Think about leasing a car. By leasing a car and paying a monthly fee, many individuals are able to drive more luxurious and expensive models than they would be able to do if their payments accounted for the vehicle's full cost. The downside is that after paying the leasing company each month, the customer doesn't own a car. But is that really a bad thing? If newer models have more gadgets, safety features, and better performance, then the customer may be better off being able to dump the leased car and sign up for a newer model rather than needing to drive a purchased car for years on end.

The same is true in the UCC world. Why be saddled with older technology when things are changing so quickly? As ShoreTel CEO Don Joos pointed out at the company's recent partner event, CIOs used to look for payback on technology investments over three to five years, but they're now looking for it in 18 to 24 months. Why? They know the technology will change so much that they don't want to tie up capital for that longer period. Hosted UCC can provide the payback and reduced total cost of ownership that CIOs want, and overcome the challenge of having to deal with rapid technology change.

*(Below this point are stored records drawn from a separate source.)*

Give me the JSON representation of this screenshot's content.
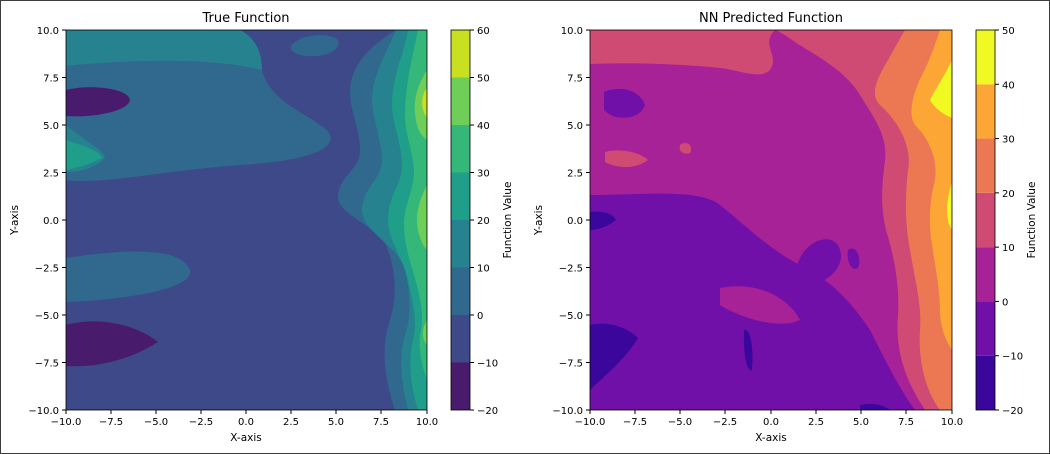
{
  "chart_data": [
    {
      "type": "heatmap",
      "subtype": "filled-contour",
      "title": "True Function",
      "xlabel": "X-axis",
      "ylabel": "Y-axis",
      "xlim": [
        -10.0,
        10.0
      ],
      "ylim": [
        -10.0,
        10.0
      ],
      "x_ticks": [
        "−10.0",
        "−7.5",
        "−5.0",
        "−2.5",
        "0.0",
        "2.5",
        "5.0",
        "7.5",
        "10.0"
      ],
      "y_ticks": [
        "−10.0",
        "−7.5",
        "−5.0",
        "−2.5",
        "0.0",
        "2.5",
        "5.0",
        "7.5",
        "10.0"
      ],
      "colorbar": {
        "label": "Function Value",
        "colormap": "viridis",
        "levels": [
          -20,
          -10,
          0,
          10,
          20,
          30,
          40,
          50,
          60
        ],
        "tick_labels": [
          "−20",
          "−10",
          "0",
          "10",
          "20",
          "30",
          "40",
          "50",
          "60"
        ],
        "colors": [
          "#481b6d",
          "#3e4989",
          "#31688e",
          "#26828e",
          "#1f9e89",
          "#35b779",
          "#6ece58",
          "#c8e020"
        ]
      },
      "grid": false
    },
    {
      "type": "heatmap",
      "subtype": "filled-contour",
      "title": "NN Predicted Function",
      "xlabel": "X-axis",
      "ylabel": "Y-axis",
      "xlim": [
        -10.0,
        10.0
      ],
      "ylim": [
        -10.0,
        10.0
      ],
      "x_ticks": [
        "−10.0",
        "−7.5",
        "−5.0",
        "−2.5",
        "0.0",
        "2.5",
        "5.0",
        "7.5",
        "10.0"
      ],
      "y_ticks": [
        "−10.0",
        "−7.5",
        "−5.0",
        "−2.5",
        "0.0",
        "2.5",
        "5.0",
        "7.5",
        "10.0"
      ],
      "colorbar": {
        "label": "Function Value",
        "colormap": "plasma",
        "levels": [
          -20,
          -10,
          0,
          10,
          20,
          30,
          40,
          50
        ],
        "tick_labels": [
          "−20",
          "−10",
          "0",
          "10",
          "20",
          "30",
          "40",
          "50"
        ],
        "colors": [
          "#3b069c",
          "#7110a8",
          "#a72197",
          "#cf4b73",
          "#ec7853",
          "#fca636",
          "#f0f921"
        ]
      },
      "grid": false
    }
  ]
}
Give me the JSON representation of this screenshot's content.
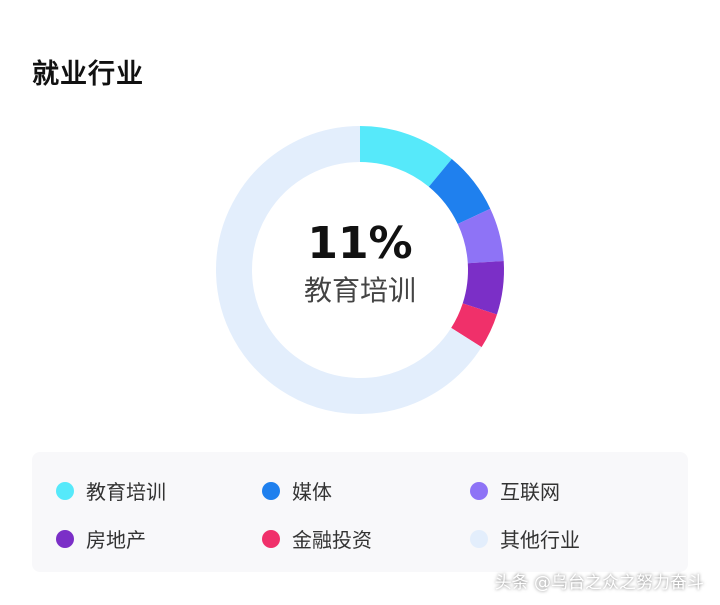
{
  "chart_data": {
    "type": "pie",
    "title": "就业行业",
    "center_value": "11%",
    "center_label": "教育培训",
    "categories": [
      "教育培训",
      "媒体",
      "互联网",
      "房地产",
      "金融投资",
      "其他行业"
    ],
    "values": [
      11,
      7,
      6,
      6,
      4,
      66
    ],
    "colors": [
      "#56E9FA",
      "#1F80EE",
      "#8E73F6",
      "#7B2FC7",
      "#F0306A",
      "#E3EEFC"
    ],
    "legend_position": "bottom"
  },
  "watermark": "头条 @乌台之众之努力奋斗"
}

My UCStrategies colleague Dave Michels, an analyst at TalkingPointz, likes to point out that there's a big difference in the risk factor between premises- and cloud-based UCC solutions, and I totally agree.

With a premises-based solution, an organization takes on the risk of obsolescence, the risk of something not working right, the risk of the vendor going out of business and no longer supporting the product, and so on. The organization is basically stuck with a solution until it's depreciated or getting rid of it is financially feasible. With a hosted solution, the provider takes on the bulk of the risk -- running and managing a data center, staying current with features and functionality, etc. The customer makes little or no capital investment (unless its network isn't up to snuff and it needs more bandwidth), so making a switch from one vendor and service to another is easier than it would be in the premises model. Of course, most organizations will invest in integration, customization, and so on, making it undesirable to switch providers, but the risk or cost of doing so is much lower than for a premises-based solution than in the cloud.

In addition, the customer can get the "luxury model" that it wouldn't be able to afford on a capex basis. Hosted customers can get contact center capabilities, Web and video conferencing, and other capabilities much more easily and affordably than if they had purchased an on-prem solution.

And the ease of deployment can't be understated. As one commenter on the Reizer article noted, "I was able to use Office 365 to set up Exchange, SharePoint, Lync, Yammer in less than 20 minutes." If the company had opted for a premises-based solution, "It would take months of planning, negotiations, presentations, proposals to purchasing, then testing and finally deployment, not to mention hiring an outside VAR for additional help, plus the entire IT department of 10 to 20 other persons to help with system administration."

Do the vendors end up getting more revenue from subscription-based hosted services than on-prem solutions? Yes. But the customers end up with fully featured solutions that require less management and maintenance, that remain current, and provide scalability, redundancy, and flexibility. Looks like it's a win-win for everyone.